Winkler Prins

Anthony Winkler Prins (1870)

Gepubliceerd op 11-01-2018

Apostrophe

betekenis & definitie

Apostrophe, een woord van Griekschen oorsprong, duidt een “uitlatingsteeken” aan, namelijk een haakje, dat naar de zijde der linkerhand geopend is en in het begin, het midden of het einde van een woord wordt geplaatst, om aan te wijzen, dat er een gedeelte van dat woord, doorgaans een klinker of een tweeklank, is weggelaten. Men schrijft, bijvoorbeeld, 't in plaats van het, eeuw'gen in plaats van eeuwigen, d’ondankb’ren in plaats van den ondankbaren enz. Zij wordt dus geplaatst bij eene apocope, syncope en aphaeresis (zie onder die woorden). De Grieksche taalkundigen hebben haar ingevoerd, en zij heeft zich vervolgens genesteld in de Latijnsche taal en eindelijk in de nieuwe Westersche talen, vooral in het Italiaansch en Fransch.

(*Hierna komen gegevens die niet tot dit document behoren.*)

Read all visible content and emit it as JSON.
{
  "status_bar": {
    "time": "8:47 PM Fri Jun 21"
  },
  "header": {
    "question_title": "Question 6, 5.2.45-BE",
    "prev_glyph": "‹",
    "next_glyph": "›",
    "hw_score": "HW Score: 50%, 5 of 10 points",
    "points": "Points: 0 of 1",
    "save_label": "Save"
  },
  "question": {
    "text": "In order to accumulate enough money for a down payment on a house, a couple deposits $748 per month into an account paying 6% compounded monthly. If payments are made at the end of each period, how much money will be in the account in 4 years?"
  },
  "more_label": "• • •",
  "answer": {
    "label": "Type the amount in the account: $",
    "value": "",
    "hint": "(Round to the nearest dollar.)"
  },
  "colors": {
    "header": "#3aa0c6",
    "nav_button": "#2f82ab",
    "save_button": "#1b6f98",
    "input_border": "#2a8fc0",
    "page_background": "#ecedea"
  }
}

Ook noemt men apostrophe eene redekunstige figuur, namelijk zoodanige, waardoor een spreker zich afwendt van hen, tot wie zijne rede eigenlijk gerigt is, en anderen aanspreekt, bijvoorbeeld de aangeklaagden in plaats van de regters, levenlooze dingen in plaats van de hoorders, — eene figuur, waardoor de dramatische levendigheid der voorstelling ongemeen verhoogd wordt.